The foregoing description of the 2021 Plan is qualified in its entirety by reference to the full text of the amended and restated 2021 Plan, filed as Exhibit 10.1 hereto.
Item 5.03 | Amendments to Articles of Incorporation or Bylaws; Change in Fiscal Year. |
On November 20, 2024, the Company announced that its Board of Directors had approved a two-for-one stock split (the “Stock Split”) of its outstanding shares of common stock to be effected through an amendment to the Company’s Restated Certificate of Incorporation (the “Amendment”). The Company filed the Amendment with the Secretary of State of the State of Delaware to effect the Stock Split and proportionately increase the number of shares of the Company’s authorized common stock from 1.0 billion to 2.0 billion. The Amendment, which became effective at 4:01 p.m. Eastern Standard Time on December 12, 2024, is filed as Exhibit 3.1 hereto.
As a result of the Stock Split, each stockholder of record as of the close of trading on December 12, 2024 (the “Record Date”) will receive, after the close of trading on December 13, 2024, one additional share of common stock for each share held on the Record Date.
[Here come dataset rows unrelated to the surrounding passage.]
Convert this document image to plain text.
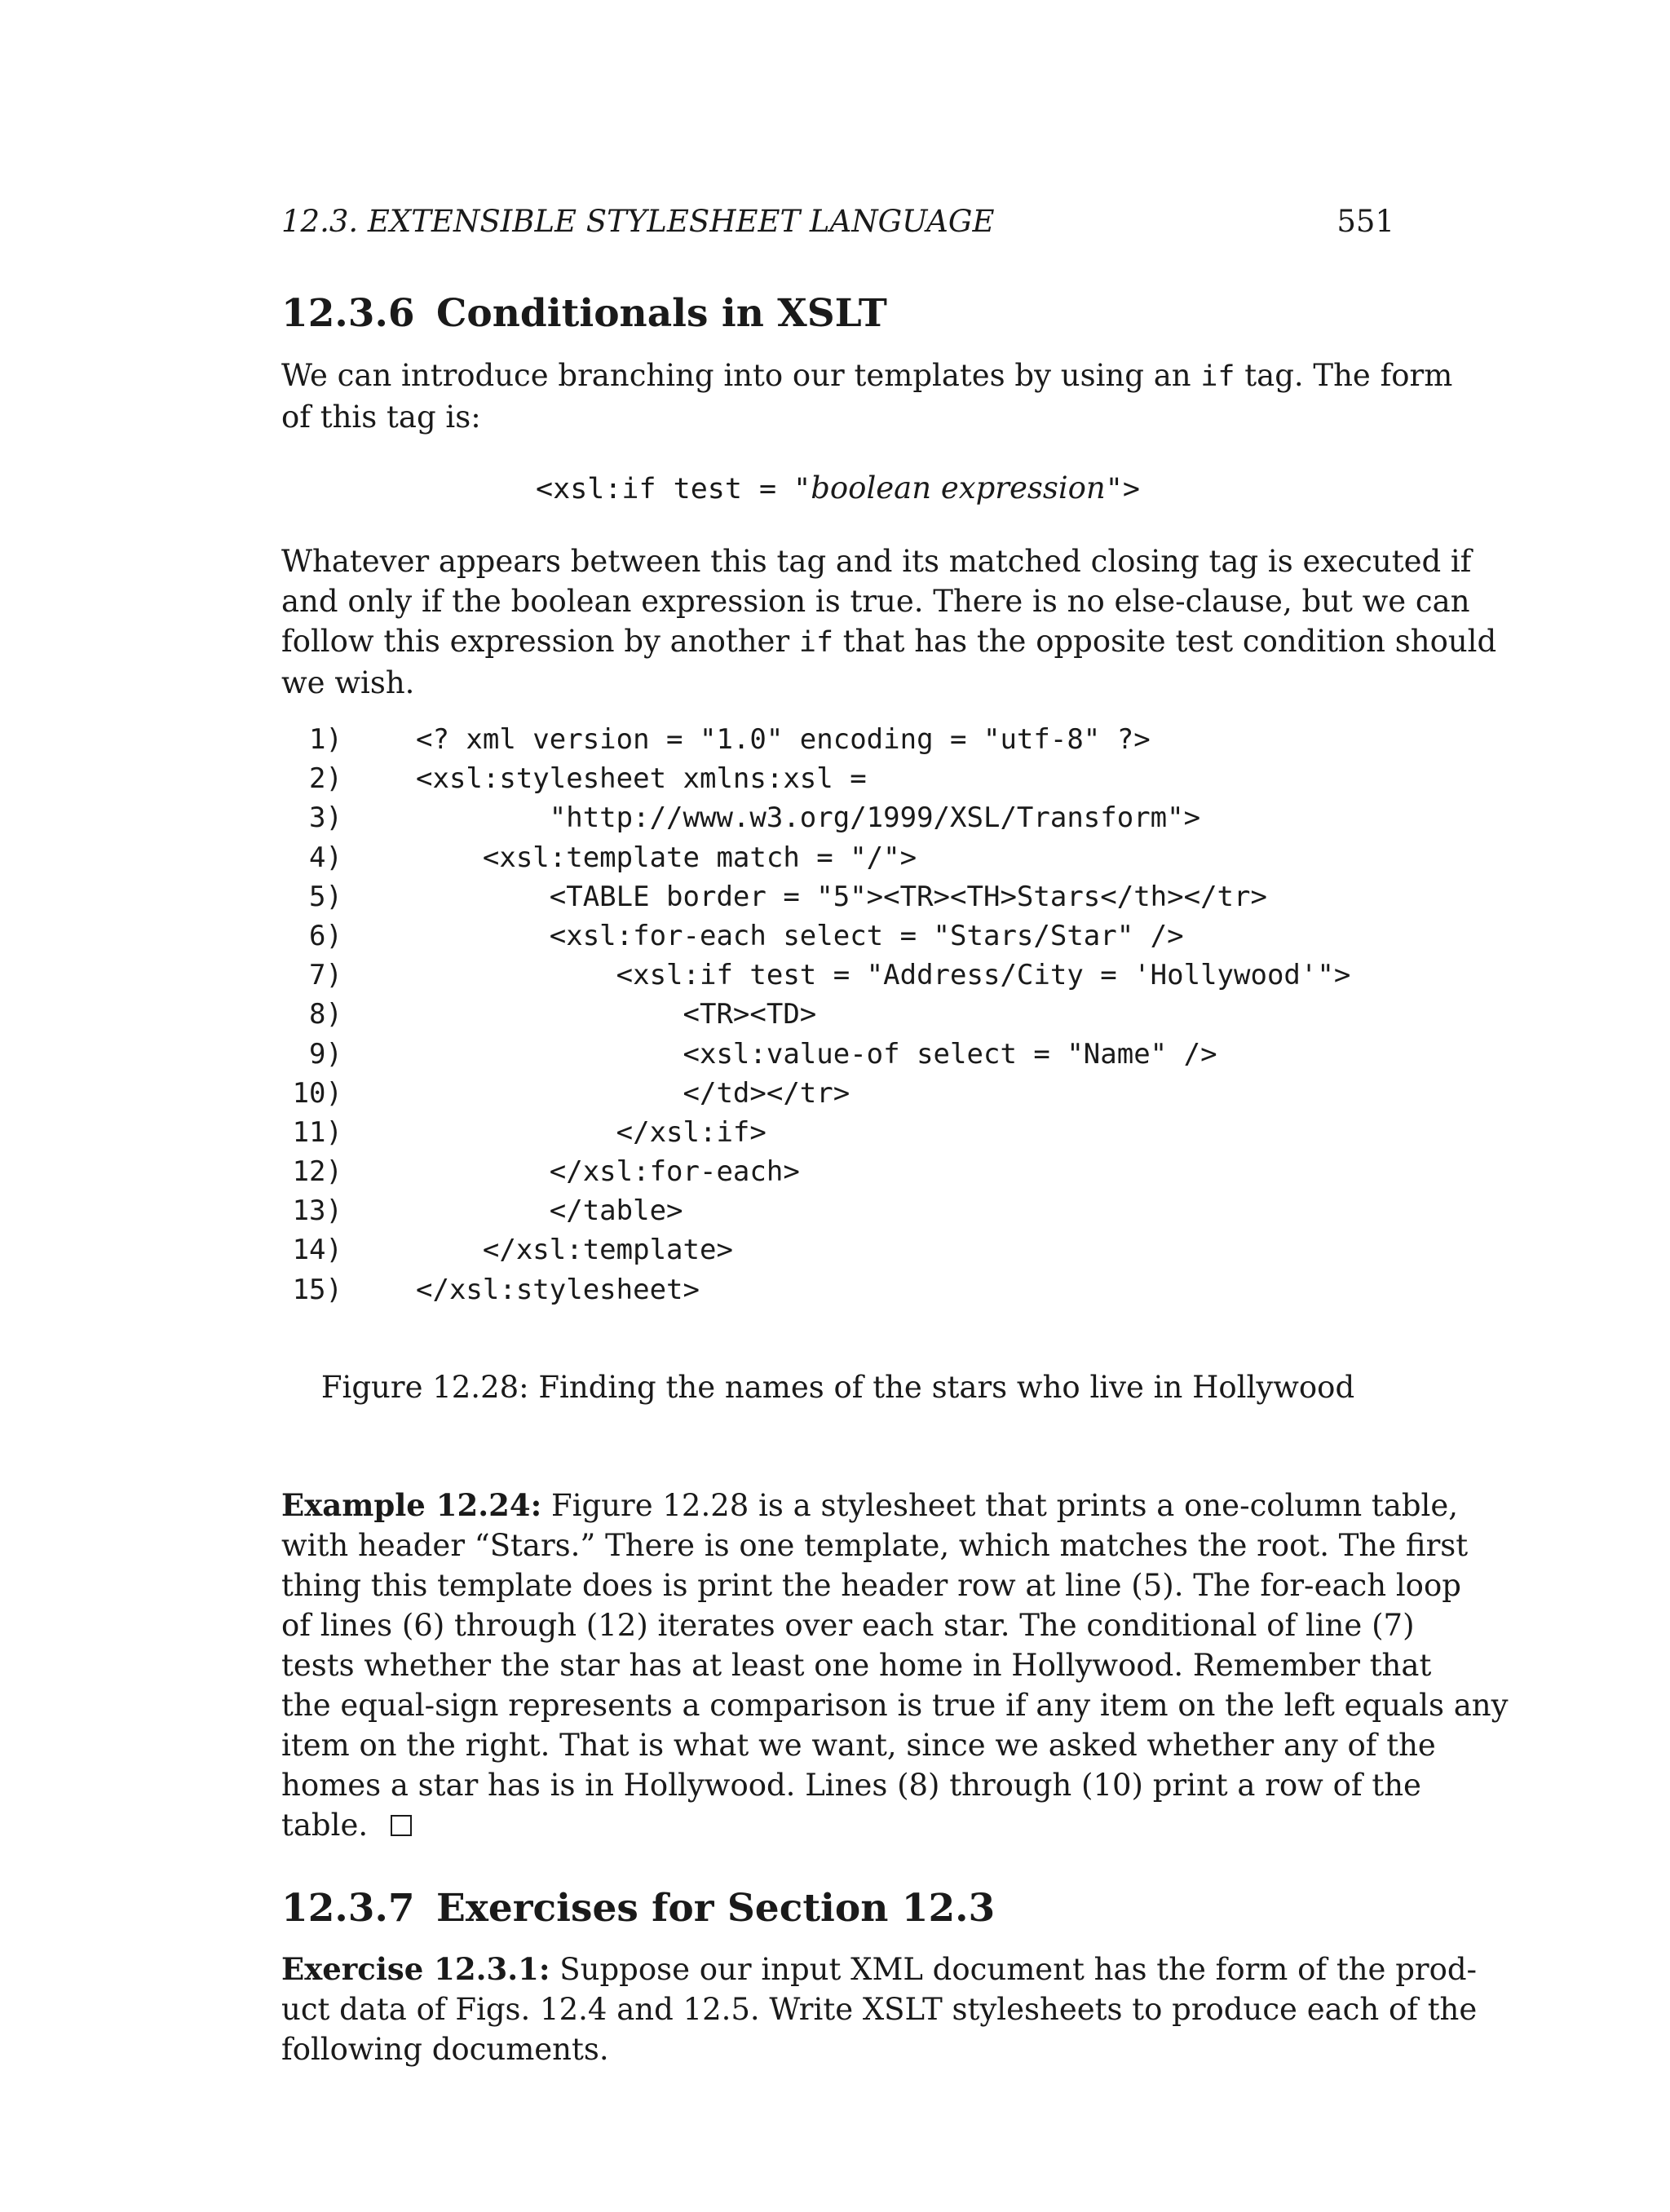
12.3. EXTENSIBLE STYLESHEET LANGUAGE	551
12.3.6 Conditionals in XSLT
We can introduce branching into our templates by using an if tag. The form
of this tag is:
<xsl:if test = "boolean expression">
Whatever appears between this tag and its matched closing tag is executed if
and only if the boolean expression is true. There is no else-clause, but we can
follow this expression by another if that has the opposite test condition should
we wish.
1)	<? xml version = "1.0" encoding = "utf-8" ?>
2)	<xsl:stylesheet xmlns:xsl =
3)	"http://www.w3.org/1999/XSL/Transform">
4)	<xsl:template match = "/">
5)	<TABLE border = "5"><TR><TH>Stars</th></tr>
6)	<xsl:for-each select = "Stars/Star" />
7)	<xsl:if test = "Address/City = 'Hollywood'">
8)	<TR><TD>
9)	<xsl:value-of select = "Name" />
10)	</td></tr>
11)	</xsl:if>
12)	</xsl:for-each>
13)	</table>
14)	</xsl:template>
15)	</xsl:stylesheet>
Figure 12.28: Finding the names of the stars who live in Hollywood
Example 12.24: Figure 12.28 is a stylesheet that prints a one-column table,
with header “Stars.” There is one template, which matches the root. The first
thing this template does is print the header row at line (5). The for-each loop
of lines (6) through (12) iterates over each star. The conditional of line (7)
tests whether the star has at least one home in Hollywood. Remember that
the equal-sign represents a comparison is true if any item on the left equals any
item on the right. That is what we want, since we asked whether any of the
homes a star has is in Hollywood. Lines (8) through (10) print a row of the
table.
12.3.7 Exercises for Section 12.3
Exercise 12.3.1: Suppose our input XML document has the form of the prod-
uct data of Figs. 12.4 and 12.5. Write XSLT stylesheets to produce each of the
following documents.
Trading is expected to commence on a split-adjusted basis at market open on December 16, 2024.
Item 5.07 | Submission of Matters to a Vote of Security Holders. |
The Annual Meeting of the Company was held on December 10, 2024. At the Annual Meeting, the Company’s shareholders voted on the following six proposals and cast their votes as described below.
1. The following individuals were elected at the Annual Meeting to serve as Class I directors of the Company until the Company’s 2027 Annual Meeting of Shareholders or until their respective successors are duly elected and qualified:
| | | | | | | | |
Nominee | | Votes For | | Votes Against | | Abstentions | | Broker Non-Votes |
Right Honorable Sir John Key | | 197,090,836 | | 32,809,191 | | 557,415 | | 46,562,793 |
Mary Pat McCarthy | | 223,277,765 | | 6,814,117 | | 365,560 | | 46,562,793 |
Nir Zuk | | 213,668,916 | | 16,463,261 | | 325,265 | | 46,562,793 |
2. The Company’s shareholders ratified the appointment of Ernst & Young LLP as the Company’s independent registered public accounting firm for the Company’s fiscal year ending July 31, 2025.